Second, the social change must influence the everyday lives of people. In fact, it must have substantial effects on the behavioral and cognitive routines of the everyday lives of most people. For example, if a civil war breaks out, perhaps the fighting itself has made it too dangerous for citizens to travel to work every day or perhaps the factory in which they work has been shut down due to damage from nearby bombings. Losing the routine of waking up and going to work every day as well as the thought process that goes along with such a routine may be profoundly disorienting to individuals.

Further, along with the loss of everyday routines, individuals in such societies may not know how the rules and norms of life have changed. What is acceptable and normal may have changed. Both the loss of the routine and the previously known rules and norms have effects on people. With no routine and no norms, these individuals will be poorly integrated into society. They will be included in fewer networks and activities than before the loss of the quotidian; they should also have less identification with the collective identity. The severing of networks and the collective identity and the destruction of the previous norms and rules are what classically constitutes social disorganization. This social disorganization should make it more likely that individuals will do nonroutine collective actions. They may take to the streets to protest or riot, they may commit ordinary crime, and they may engage in political violence. This political violence may be what scholars consider terrorism.

How To Define Terrorism?

The next question must be what constitutes terrorism. Definitions of terrorism abound, and the debate continues on which definition is the best. Often, the definition of terrorism chosen will reflect the main interest of the definer. For example, the United States’ Federal Bureau of Investigation, which often conducts domestic terrorism investigations, has a definition of terrorism some have called narrow and legalistic (Martin 2011). This definition is likely precise and legalistic, because it is used to investigate and enforce the law. On the other end of the spectrum, academics and researchers who perform studies of terrorism often use definitions that are broader or more detailed in order to facilitate the collection of data or analysis of data.

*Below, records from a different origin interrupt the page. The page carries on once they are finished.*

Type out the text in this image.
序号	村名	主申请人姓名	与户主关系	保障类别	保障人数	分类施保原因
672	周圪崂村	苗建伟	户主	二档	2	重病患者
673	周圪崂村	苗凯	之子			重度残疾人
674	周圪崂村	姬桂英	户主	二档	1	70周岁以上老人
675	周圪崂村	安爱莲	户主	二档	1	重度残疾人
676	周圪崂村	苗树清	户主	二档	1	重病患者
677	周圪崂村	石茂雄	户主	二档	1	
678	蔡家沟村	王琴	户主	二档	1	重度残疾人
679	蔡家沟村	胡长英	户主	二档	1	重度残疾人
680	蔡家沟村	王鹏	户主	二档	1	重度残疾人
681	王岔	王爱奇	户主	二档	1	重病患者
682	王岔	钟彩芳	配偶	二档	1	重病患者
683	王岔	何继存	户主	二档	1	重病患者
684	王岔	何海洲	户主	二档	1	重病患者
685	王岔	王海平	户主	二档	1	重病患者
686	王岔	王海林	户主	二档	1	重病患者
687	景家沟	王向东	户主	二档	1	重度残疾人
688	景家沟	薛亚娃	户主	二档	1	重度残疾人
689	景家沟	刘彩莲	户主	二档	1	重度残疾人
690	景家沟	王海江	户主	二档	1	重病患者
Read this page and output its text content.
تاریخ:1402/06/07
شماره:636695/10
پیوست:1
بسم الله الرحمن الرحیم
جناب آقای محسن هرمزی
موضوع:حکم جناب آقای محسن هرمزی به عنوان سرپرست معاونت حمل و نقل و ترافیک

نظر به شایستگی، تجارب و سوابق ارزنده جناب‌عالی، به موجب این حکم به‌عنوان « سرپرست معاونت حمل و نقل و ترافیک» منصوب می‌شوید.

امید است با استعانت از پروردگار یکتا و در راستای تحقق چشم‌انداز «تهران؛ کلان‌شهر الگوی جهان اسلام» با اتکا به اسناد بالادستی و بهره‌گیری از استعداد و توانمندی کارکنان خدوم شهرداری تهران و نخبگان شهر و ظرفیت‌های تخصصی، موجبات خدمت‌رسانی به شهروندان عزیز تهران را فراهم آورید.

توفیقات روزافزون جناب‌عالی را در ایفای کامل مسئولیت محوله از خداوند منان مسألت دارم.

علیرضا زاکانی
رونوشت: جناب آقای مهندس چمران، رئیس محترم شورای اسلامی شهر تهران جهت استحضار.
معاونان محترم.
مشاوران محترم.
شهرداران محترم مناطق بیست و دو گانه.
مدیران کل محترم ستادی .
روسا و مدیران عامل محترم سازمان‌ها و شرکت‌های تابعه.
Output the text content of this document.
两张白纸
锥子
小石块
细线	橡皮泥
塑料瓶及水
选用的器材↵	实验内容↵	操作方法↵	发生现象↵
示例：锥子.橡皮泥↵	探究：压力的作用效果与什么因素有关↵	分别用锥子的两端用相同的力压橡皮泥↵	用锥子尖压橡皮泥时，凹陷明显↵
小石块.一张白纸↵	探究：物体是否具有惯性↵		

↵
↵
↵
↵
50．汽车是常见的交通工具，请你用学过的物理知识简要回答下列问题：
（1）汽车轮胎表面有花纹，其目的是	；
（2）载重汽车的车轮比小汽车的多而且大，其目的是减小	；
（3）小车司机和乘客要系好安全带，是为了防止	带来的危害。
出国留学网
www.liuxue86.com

No specific definition of terrorism is adopted here, but some guidelines might be useful. These guidelines include non-state actors using unconventional force illegally against civilian or other noncombatant targets for political motives to influence an audience (Martin 2011). Noncombatant targets are often interpreted to include military personnel when off duty. Political motives are often interpreted rather broadly and may include acts of violence that are aimed at instigating social or religious change as well as strictly political motives. In addition, groups can have multiple or overlapping motives in that they may desire political autonomy for their social or ethnic group as well as religious change. An example of this would be the group Hamas, which seeks an independent Palestinian state that would be governed by Islamic law. Further, terrorist groups seek to influence a larger audience beyond the immediate victims of their attacks. For example, the Popular Front for the Liberation of Palestine (PFLP) undertook a campaign of dramatic aerial hijackings for the express purpose of publicizing the plight of the Palestinian people to the world.

They chose aerial hijackings in order to grab the world’s attention and to direct it to understanding Palestinian grievances. Similarly, the group Black September is thought to have undertaken the attack on the Israeli athletes during the 1972 Olympic Games in Munich, Germany, as a way of airing their grievances to a wider audience.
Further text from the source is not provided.